A Tokyo, on trouve cette offre presque partout: 1000 yens, soit environ 5,50 francs, pour un menu du jour composé d'une sorte d'escalope panée appelée tonkatsu, d'un bol de riz, d'une soupe miso, d'une grande salade et de thé. A l'exception de l'escalope, on peut en plus en redemander à volonté, jusqu'à épuisement de ses capacités digestives ou de la patience des hôtes japonais.
Cet exemple choisi au hasard illustre à quel point la vie au Japon est bon marché pour les touristes étrangers. La faute à un yen, la monnaie japonaise, très faible. Et ce coût de la vie abordable attire un flux de visiteurs, que ce soit dans les temples bouddhistes, comme le Kiyomizu-Dera à Kyoto ou dans les lieux de pèlerinage pour initiés, comme les centres Pokémon à Tokyo. L'affluence a atteint un niveau totalement inédit pour le pays.
En 2004, il ne comptait encore que six millions de touristes étrangers. Dix ans plus tard, en 2014, ce chiffre avait déjà plus que doublé, avec environ 13 millions. En 2024, le nombre de visiteurs a encore presque triplé, pour atteindre environ 37 millions. En deux décennies, le Japon attire donc six fois plus de curieux qu'auparavant.

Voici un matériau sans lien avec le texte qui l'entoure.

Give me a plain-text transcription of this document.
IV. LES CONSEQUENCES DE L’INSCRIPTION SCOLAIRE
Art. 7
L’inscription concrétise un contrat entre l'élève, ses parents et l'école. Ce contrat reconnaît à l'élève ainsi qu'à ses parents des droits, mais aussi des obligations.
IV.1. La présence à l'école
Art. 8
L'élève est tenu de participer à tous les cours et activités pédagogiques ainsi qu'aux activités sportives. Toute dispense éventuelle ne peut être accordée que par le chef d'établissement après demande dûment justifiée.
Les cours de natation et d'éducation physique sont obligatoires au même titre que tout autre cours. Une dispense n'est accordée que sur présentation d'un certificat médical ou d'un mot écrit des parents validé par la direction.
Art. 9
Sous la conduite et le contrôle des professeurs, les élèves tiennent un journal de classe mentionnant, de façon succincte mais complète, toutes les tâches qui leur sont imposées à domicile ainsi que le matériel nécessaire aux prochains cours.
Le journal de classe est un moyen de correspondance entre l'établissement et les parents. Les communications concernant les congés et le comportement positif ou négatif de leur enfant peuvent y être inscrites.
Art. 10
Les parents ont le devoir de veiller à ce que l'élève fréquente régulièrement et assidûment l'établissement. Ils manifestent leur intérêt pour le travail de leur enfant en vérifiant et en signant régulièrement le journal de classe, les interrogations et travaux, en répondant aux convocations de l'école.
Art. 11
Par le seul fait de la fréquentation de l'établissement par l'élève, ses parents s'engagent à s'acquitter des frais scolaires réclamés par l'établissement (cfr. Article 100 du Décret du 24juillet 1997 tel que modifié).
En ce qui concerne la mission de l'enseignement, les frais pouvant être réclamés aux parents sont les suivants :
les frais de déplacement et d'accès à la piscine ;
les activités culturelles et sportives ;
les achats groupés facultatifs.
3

A titre de comparaison, et bien que la Suisse ne dispose pas des mêmes données, les visites touristiques ont progressé de manière nettement moins forte chez nous. Ainsi, en 2024, ce nombre n'était supérieur que d'environ 50% par rapport à 2005.
Résultat: le pays du Soleil levant vit une multitude de petits changements, comme la multiplication des panneaux en anglais, coréen ou chinois dans les gares. On les a probablement installés dans l'espoir que les touristes gênent un peu moins le passage et que cela supprime un obstacle dans le quotidien trépidant du Japon.
On observe en revanche des bouleversements économiques plus importants. Mis bout à bout, le pouvoir d'achat de 37 millions de touristes étrangers avides de shopping n'est pas sans conséquences.
Le tourisme est devenu le deuxième secteur d'exportation du pays, derrière l'automobile. Cette tendance a fait émerger toute une série de gagnants, notamment les articles des marques nationales particulièrement appréciées au-delà des frontières. Selon le correspondant au Japon de l'agence Bloomberg:
Les chaussures Onitsuka Tiger en sont un exemple particulièrement frappant. Bloomberg raconte qu'elles sont «devenues un must-have inattendu».
Onitsuka Tiger s'est fait connaître autour de la planète lorsque l'actrice Uma Thurman a porté ces baskets dans Kill Bill, le classique de Quentin Tarantino. Le propriétaire, le fabricant d'articles de sport Asics, avait abandonné la marque pendant des décennies, mais, depuis la sortie du film, celle-ci bat sans cesse des records, selon Bloomberg. Les ventes au Japon auraient doublé depuis 2024, et cette augmentation serait presque entièrement due aux touristes.